The football resumes at three minutes past four and I’m soon noticing the raspberry blancmange like colouring of Aro Muric’s shirt and shorts, and how from a distance the ball looks a bit like a very un-ripe wild strawberry.  Back in the game itself, Sasa Lukic kicks Liam Delap’s feet away from under him and is booked by referee Mr Lewis Smith, whose first name makes me think of Lewis Carroll and Alice Through the Looking Glass.  “The Hot Sausage Company” appears in bright lights across the electronic advertising boards and Liam Delap shoots over the Fulham cross bar. Ipswich win a corner.
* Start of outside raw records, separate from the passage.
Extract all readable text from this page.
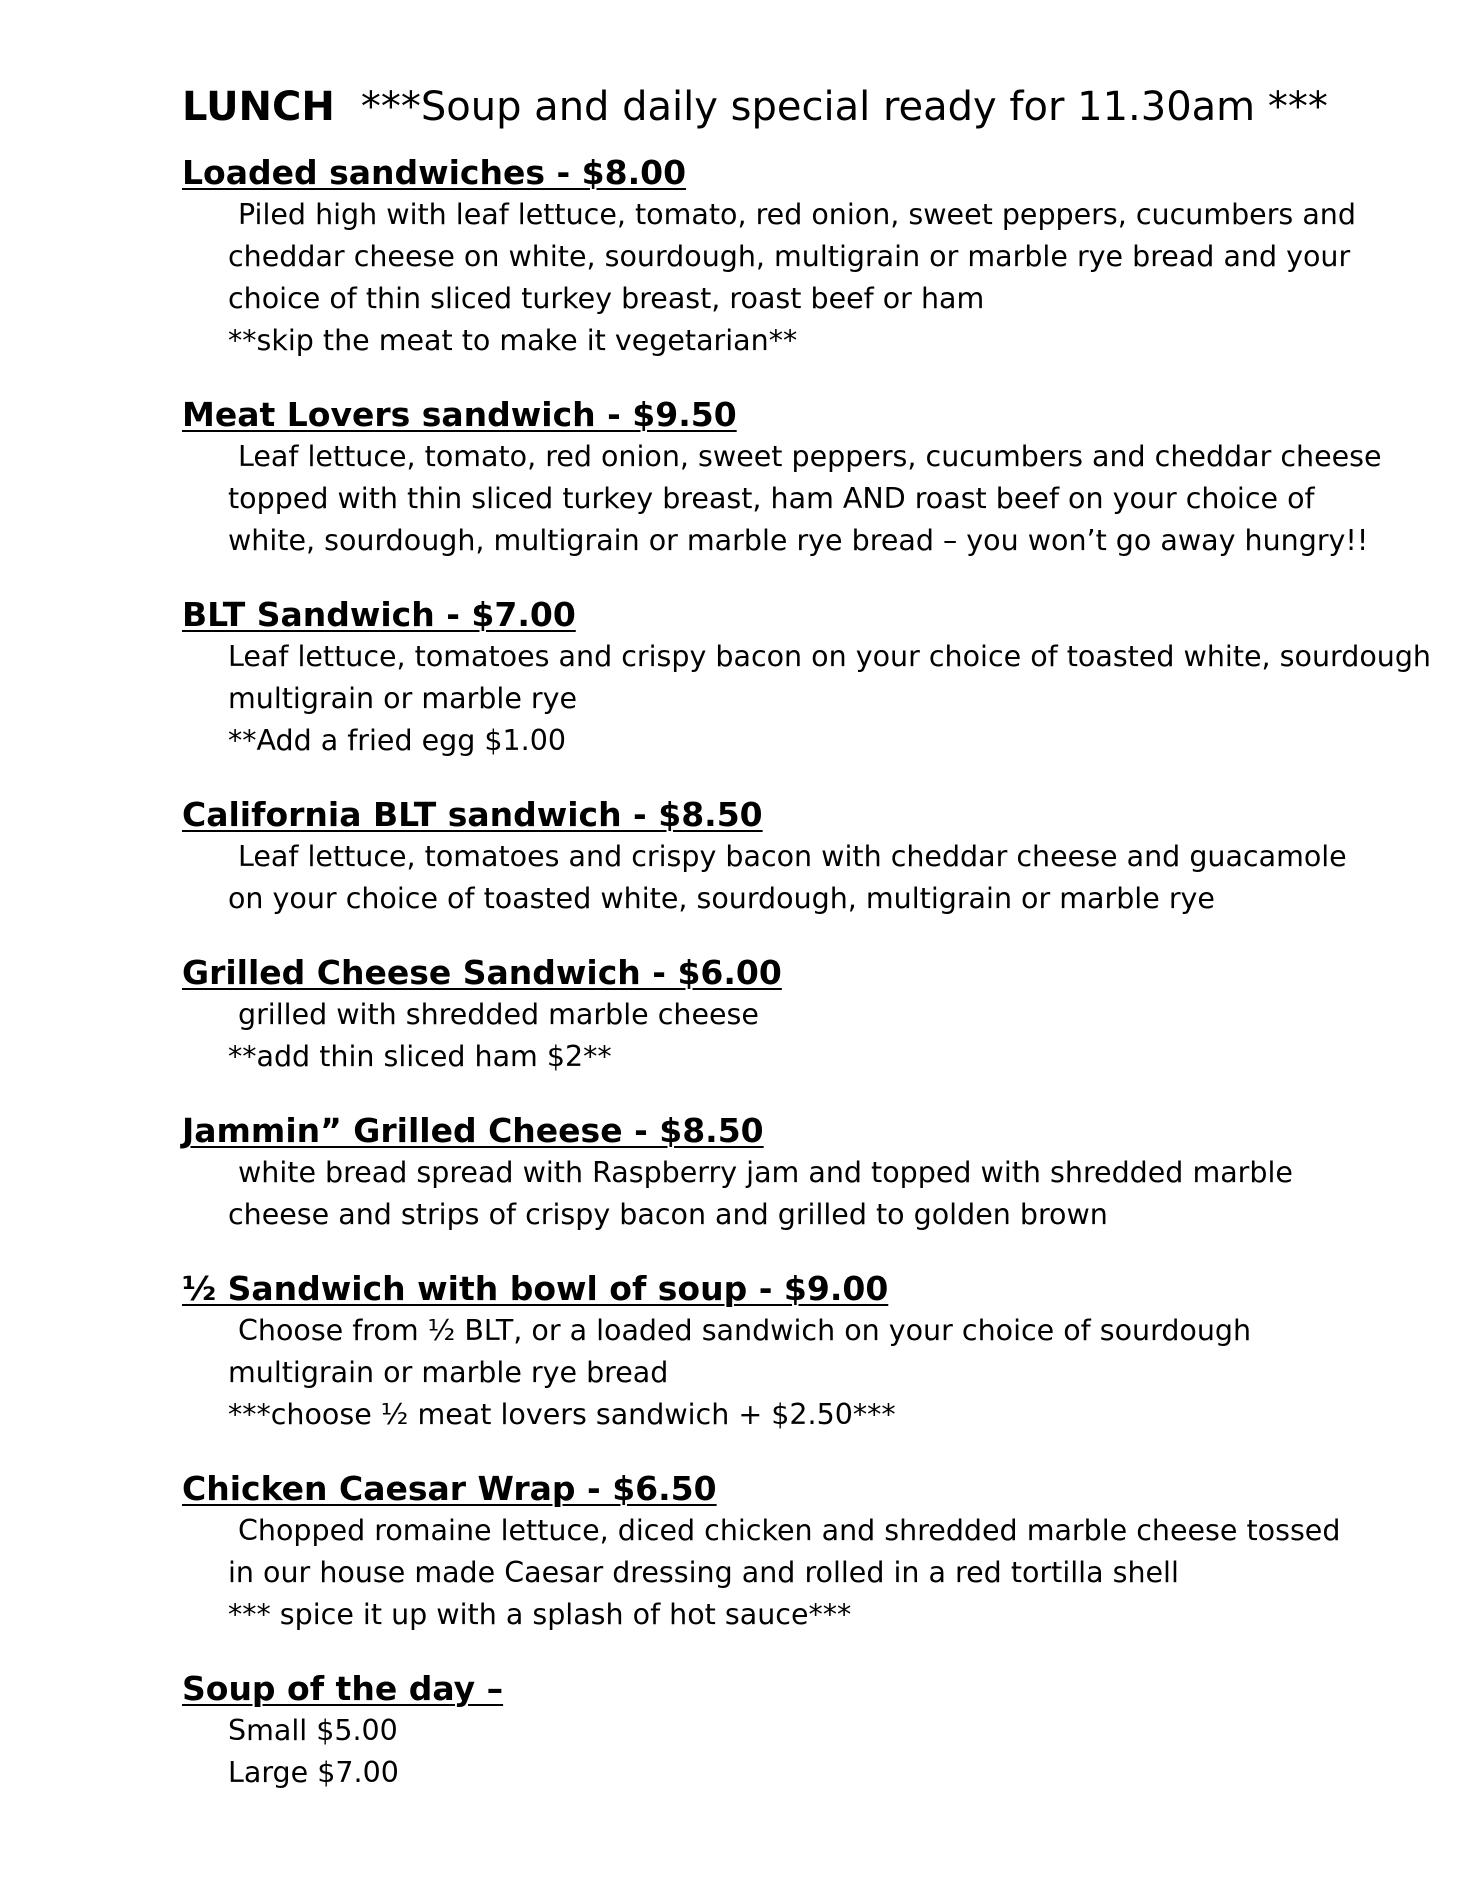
LUNCH ***Soup and daily special ready for 11.30am ***
Loaded sandwiches - $8.00
Piled high with leaf lettuce, tomato, red onion, sweet peppers, cucumbers and
cheddar cheese on white, sourdough, multigrain or marble rye bread and your
choice of thin sliced turkey breast, roast beef or ham
**skip the meat to make it vegetarian**
Meat Lovers sandwich - $9.50
Leaf lettuce, tomato, red onion, sweet peppers, cucumbers and cheddar cheese
topped with thin sliced turkey breast, ham AND roast beef on your choice of
white, sourdough, multigrain or marble rye bread – you won’t go away hungry!!
BLT Sandwich - $7.00
Leaf lettuce, tomatoes and crispy bacon on your choice of toasted white, sourdough
multigrain or marble rye
**Add a fried egg $1.00
California BLT sandwich - $8.50
Leaf lettuce, tomatoes and crispy bacon with cheddar cheese and guacamole
on your choice of toasted white, sourdough, multigrain or marble rye
Grilled Cheese Sandwich - $6.00
grilled with shredded marble cheese
**add thin sliced ham $2**
Jammin” Grilled Cheese - $8.50
white bread spread with Raspberry jam and topped with shredded marble
cheese and strips of crispy bacon and grilled to golden brown
½ Sandwich with bowl of soup - $9.00
Choose from ½ BLT, or a loaded sandwich on your choice of sourdough
multigrain or marble rye bread
***choose ½ meat lovers sandwich + $2.50***
Chicken Caesar Wrap - $6.50
Chopped romaine lettuce, diced chicken and shredded marble cheese tossed
in our house made Caesar dressing and rolled in a red tortilla shell
*** spice it up with a splash of hot sauce***
Soup of the day –
Small $5.00
Large $7.00
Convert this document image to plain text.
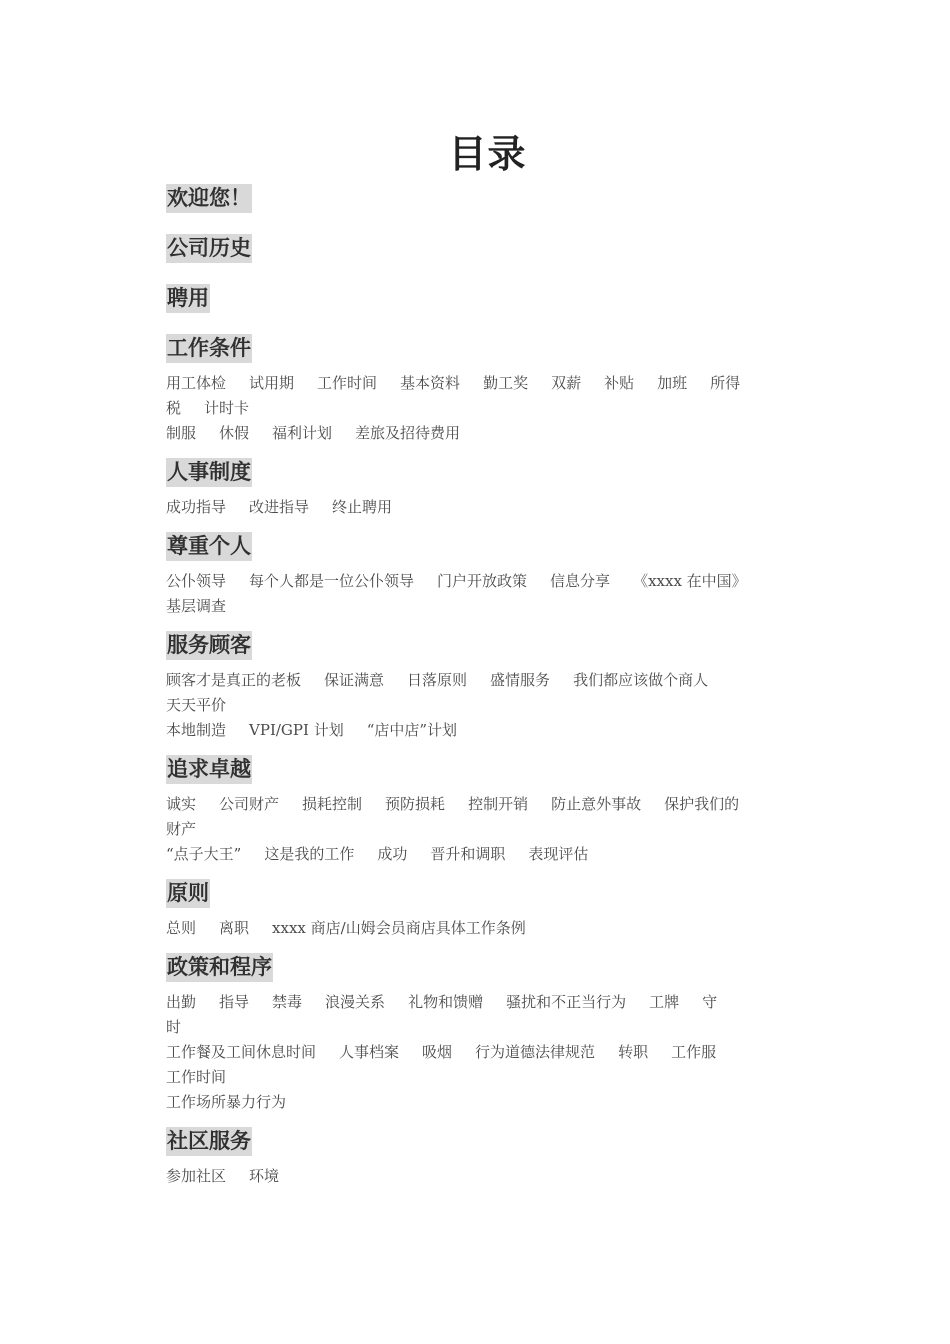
目录
欢迎您！
公司历史
聘用
工作条件
用工体检 试用期 工作时间 基本资料 勤工奖 双薪 补贴 加班 所得
税 计时卡
制服 休假 福利计划 差旅及招待费用
人事制度
成功指导 改进指导 终止聘用
尊重个人
公仆领导 每个人都是一位公仆领导 门户开放政策 信息分享 《xxxx 在中国》
基层调查
服务顾客
顾客才是真正的老板 保证满意 日落原则 盛情服务 我们都应该做个商人
天天平价
本地制造 VPI/GPI 计划 “店中店”计划
追求卓越
诚实 公司财产 损耗控制 预防损耗 控制开销 防止意外事故 保护我们的
财产
“点子大王” 这是我的工作 成功 晋升和调职 表现评估
原则
总则 离职 xxxx 商店/山姆会员商店具体工作条例
政策和程序
出勤 指导 禁毒 浪漫关系 礼物和馈赠 骚扰和不正当行为 工牌 守
时
工作餐及工间休息时间 人事档案 吸烟 行为道德法律规范 转职 工作服
工作时间
工作场所暴力行为
社区服务
参加社区 环境
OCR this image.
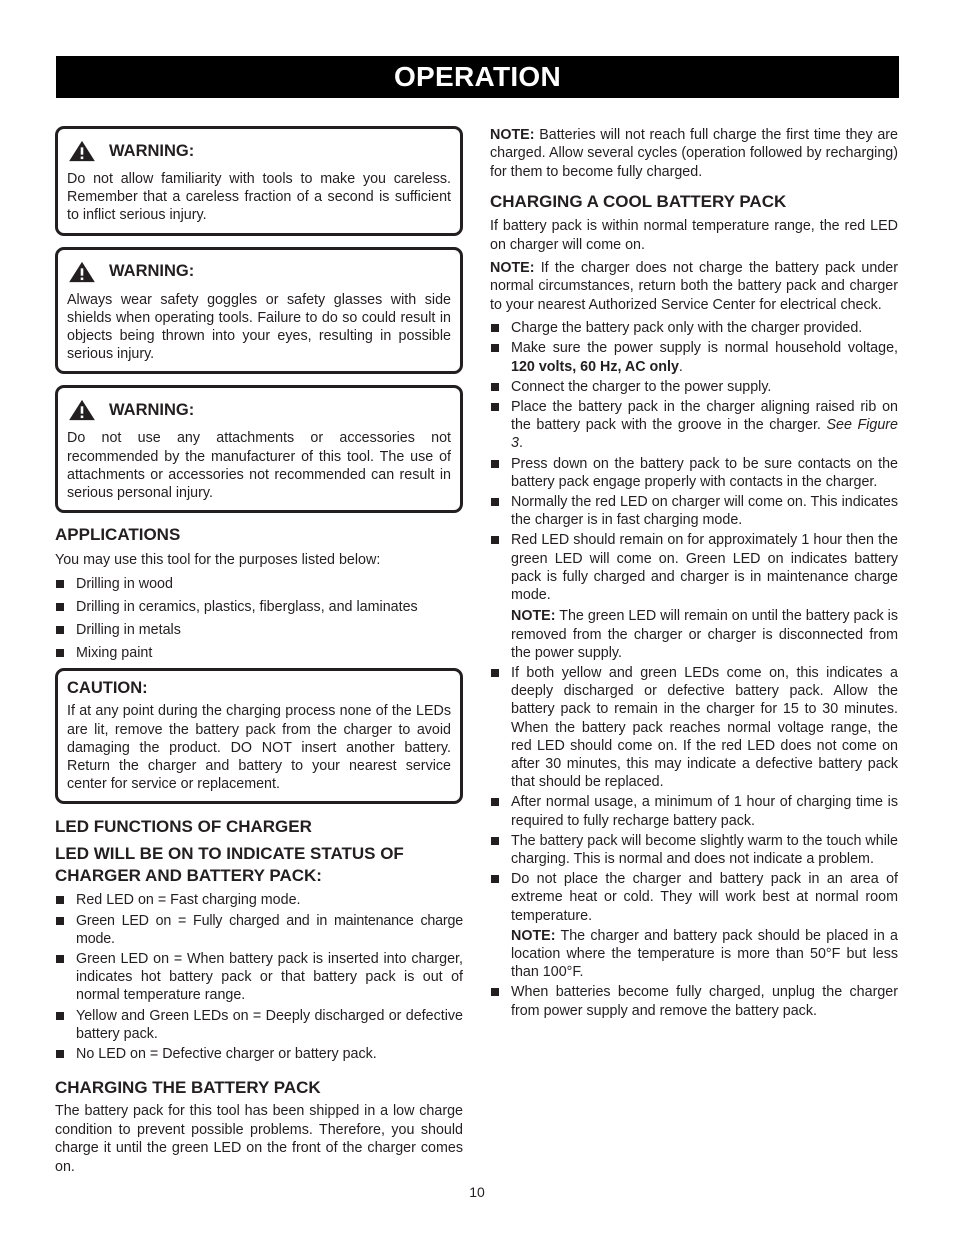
OPERATION
WARNING:

Do not allow familiarity with tools to make you careless. Remember that a careless fraction of a second is sufficient to inflict serious injury.

WARNING:

Always wear safety goggles or safety glasses with side shields when operating tools. Failure to do so could result in objects being thrown into your eyes, resulting in possible serious injury.

WARNING:

Do not use any attachments or accessories not recommended by the manufacturer of this tool. The use of attachments or accessories not recommended can result in serious personal injury.

APPLICATIONS

You may use this tool for the purposes listed below:

Drilling in wood
Drilling in ceramics, plastics, fiberglass, and laminates
Drilling in metals
Mixing paint
CAUTION:

If at any point during the charging process none of the LEDs are lit, remove the battery pack from the charger to avoid damaging the product. DO NOT insert another battery. Return the charger and battery to your nearest service center for service or replacement.

LED FUNCTIONS OF CHARGER
LED WILL BE ON TO INDICATE STATUS OF CHARGER AND BATTERY PACK:
Red LED on = Fast charging mode.
Green LED on = Fully charged and in maintenance charge mode.
Green LED on = When battery pack is inserted into charger, indicates hot battery pack or that battery pack is out of normal temperature range.
Yellow and Green LEDs on = Deeply discharged or defective battery pack.
No LED on = Defective charger or battery pack.
CHARGING THE BATTERY PACK

The battery pack for this tool has been shipped in a low charge condition to prevent possible problems. Therefore, you should charge it until the green LED on the front of the charger comes on.

NOTE: Batteries will not reach full charge the first time they are charged. Allow several cycles (operation followed by recharging) for them to become fully charged.

CHARGING A COOL BATTERY PACK

If battery pack is within normal temperature range, the red LED on charger will come on.

NOTE: If the charger does not charge the battery pack under normal circumstances, return both the battery pack and charger to your nearest Authorized Service Center for electrical check.

Charge the battery pack only with the charger provided.
Make sure the power supply is normal household voltage, 120 volts, 60 Hz, AC only.
Connect the charger to the power supply.
Place the battery pack in the charger aligning raised rib on the battery pack with the groove in the charger. See Figure 3.
Press down on the battery pack to be sure contacts on the battery pack engage properly with contacts in the charger.
Normally the red LED on charger will come on. This indicates the charger is in fast charging mode.
Red LED should remain on for approximately 1 hour then the green LED will come on. Green LED on indicates battery pack is fully charged and charger is in maintenance charge mode.
NOTE: The green LED will remain on until the battery pack is removed from the charger or charger is disconnected from the power supply.
If both yellow and green LEDs come on, this indicates a deeply discharged or defective battery pack. Allow the battery pack to remain in the charger for 15 to 30 minutes. When the battery pack reaches normal voltage range, the red LED should come on. If the red LED does not come on after 30 minutes, this may indicate a defective battery pack that should be replaced.
After normal usage, a minimum of 1 hour of charging time is required to fully recharge battery pack.
The battery pack will become slightly warm to the touch while charging. This is normal and does not indicate a problem.
Do not place the charger and battery pack in an area of extreme heat or cold. They will work best at normal room temperature.
NOTE: The charger and battery pack should be placed in a location where the temperature is more than 50°F but less than 100°F.
When batteries become fully charged, unplug the charger from power supply and remove the battery pack.
10
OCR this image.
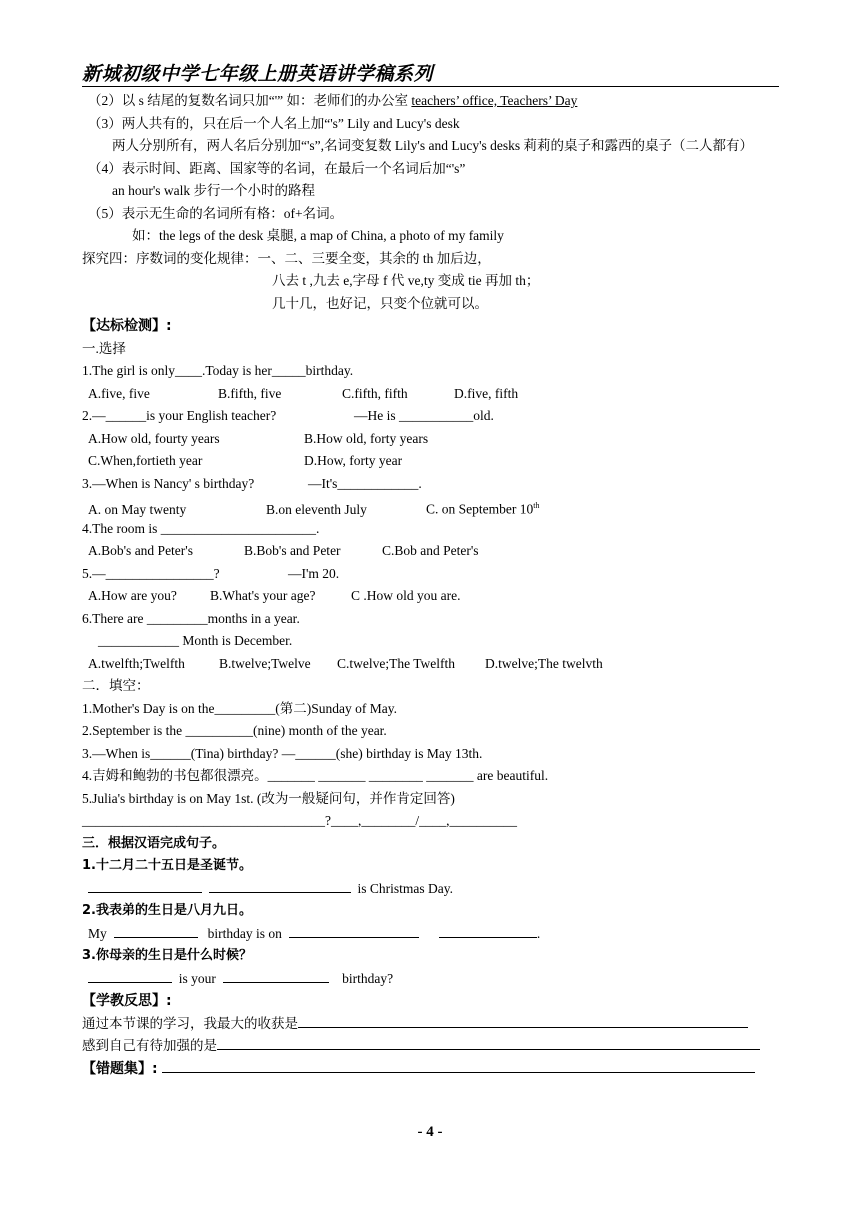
新城初级中学七年级上册英语讲学稿系列
（2）以 s 结尾的复数名词只加“'” 如：老师们的办公室 teachers’ office, Teachers’ Day
（3）两人共有的，只在后一个人名上加“'s” Lily and Lucy's desk
两人分别所有，两人名后分别加“'s”,名词变复数 Lily's and Lucy's desks 莉莉的桌子和露西的桌子（二人都有）
（4）表示时间、距离、国家等的名词，在最后一个名词后加“'s”
an hour's walk 步行一个小时的路程
（5）表示无生命的名词所有格：of+名词。
如：the legs of the desk 桌腿, a map of China, a photo of my family
探究四：序数词的变化规律：一、二、三要全变，其余的 th 加后边，
八去 t ,九去 e,字母 f 代 ve,ty 变成 tie 再加 th；
几十几，也好记，只变个位就可以。
【达标检测】:
一.选择
1.The girl is only____.Today is her_____birthday.
A.five, five	B.fifth, five	C.fifth, fifth	D.five, fifth
2.—______is your English teacher?	—He is ___________old.
A.How old, fourty years	B.How old, forty years
C.When,fortieth year	D.How, forty year
3.—When is Nancy' s birthday?	—It's____________.
A. on May twenty	B.on eleventh July	C. on September 10th
4.The room is _______________________.
A.Bob's and Peter's	B.Bob's and Peter	C.Bob and Peter's
5.—________________?	—I'm 20.
A.How are you? B.What's your age?	C .How old you are.
6.There are _________months in a year.
____________ Month is December.
A.twelfth;Twelfth	B.twelve;Twelve C.twelve;The Twelfth D.twelve;The twelvth
二．填空：
1.Mother's Day is on the_________(第二)Sunday of May.
2.September is the __________(nine) month of the year.
3.—When is______(Tina) birthday? —______(she) birthday is May 13th.
4.吉姆和鲍勃的书包都很漂亮。_______ _______ ________ _______ are beautiful.
5.Julia's birthday is on May 1st. (改为一般疑问句，并作肯定回答)
____________________________________?____,________/____,__________
三．根据汉语完成句子。
1.十二月二十五日是圣诞节。
is Christmas Day.
2.我表弟的生日是八月九日。
My	birthday is on	.
3.你母亲的生日是什么时候？
is your	birthday?
【学教反思】:
通过本节课的学习，我最大的收获是
感到自己有待加强的是
【错题集】:
- 4 -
Antonee Robinson, the spelling of whose first name would only be improved if it was Antonknee is booked by Mr Smith for shoving over Omari Hutchinson and then Town win yet another corner.  An hour of the match is lost to history and recorded highlights, and the Sir Bobby Robson standers come over all festive again and sing about endlessly fighting Norwich.  “Quick, Easy, Affordable Balustrades” announce the bright lights of the electronic advertisement boards and I try to think of the occasions when I have needed a cheap balustrade in a hurry before deciding that Adama Traore looks a bit like he could be a handy weightlifter when not playing football for Fulham.

The second half belongs to Ipswich and the game is mostly taking place up the other end.  When Fulham do win a corner, it dissolves into a series of wild grabs and shoves and I’m surprised Mr Smith doesn’t tell the players that if they can’t play nicely there won’t be any more corners. The game hurtles into its last twenty minutes and the first substitutions are made, Jens Cajuste replacing Kalvin Phillips for Town.  “I liked him the other night” says the bloke behind me, possibly revealing details of his private life, but more probably that he saw the midweek League Cup game against AFC Wimbledon.  Not to be outdone, Fulham make a substitution too and then today’s attendance is announced as 29,517 with 2,952 of that number being of a Fulham persuasion.  Fulham win a corner, Traore is shown Mr Lewis’s yellow card for tugging at Leif Davis. I’m surprised the hulk look-alike didnt tear Davis’s shirt clean off.

The final ten minutes witness mass substitutions for both teams including a first sight of another new signing for Town, Jack Clarke, but disappointingly nothing more leaps out at me from the electronic advertising boards. Pat from Clacton is feeling nervous and we’re not even winning, but there seems to be a commonly held belief that a point today will be good enough; Fulham are a decent side.  The allotted ninety minutes have expired and the young man in the suit announces that there will five more. “Five added minutes” he concludes portentously, and the crowd responds with a final roar of encouragement, perhaps inspiring Town to win a corner and Omari Hutchinson to turn and shoot and have his shot saved by Leno.

The final whistle draws a torrent of appreciation from the stands as Pat from Clacton and Ian make a swift exit, but with no train home for half an hour, I hang around to watch the ensuing love-in and reflect on what has been a really good match.  I thought last season’s matches were fast and intense, probably because I had become used to what went on in the loveable old third division, but this football, now, has stepped up to a far higher level again.  Happily, it looks like this evolving Town team are capable of playing here.  I don’t like the Premier League, I strongly disapprove of it and its greed, but I have to admit the football we’ve seen at Portman Road in these first two games has been brilliant. But what can you do? Let’s hope we find out soon, and do it.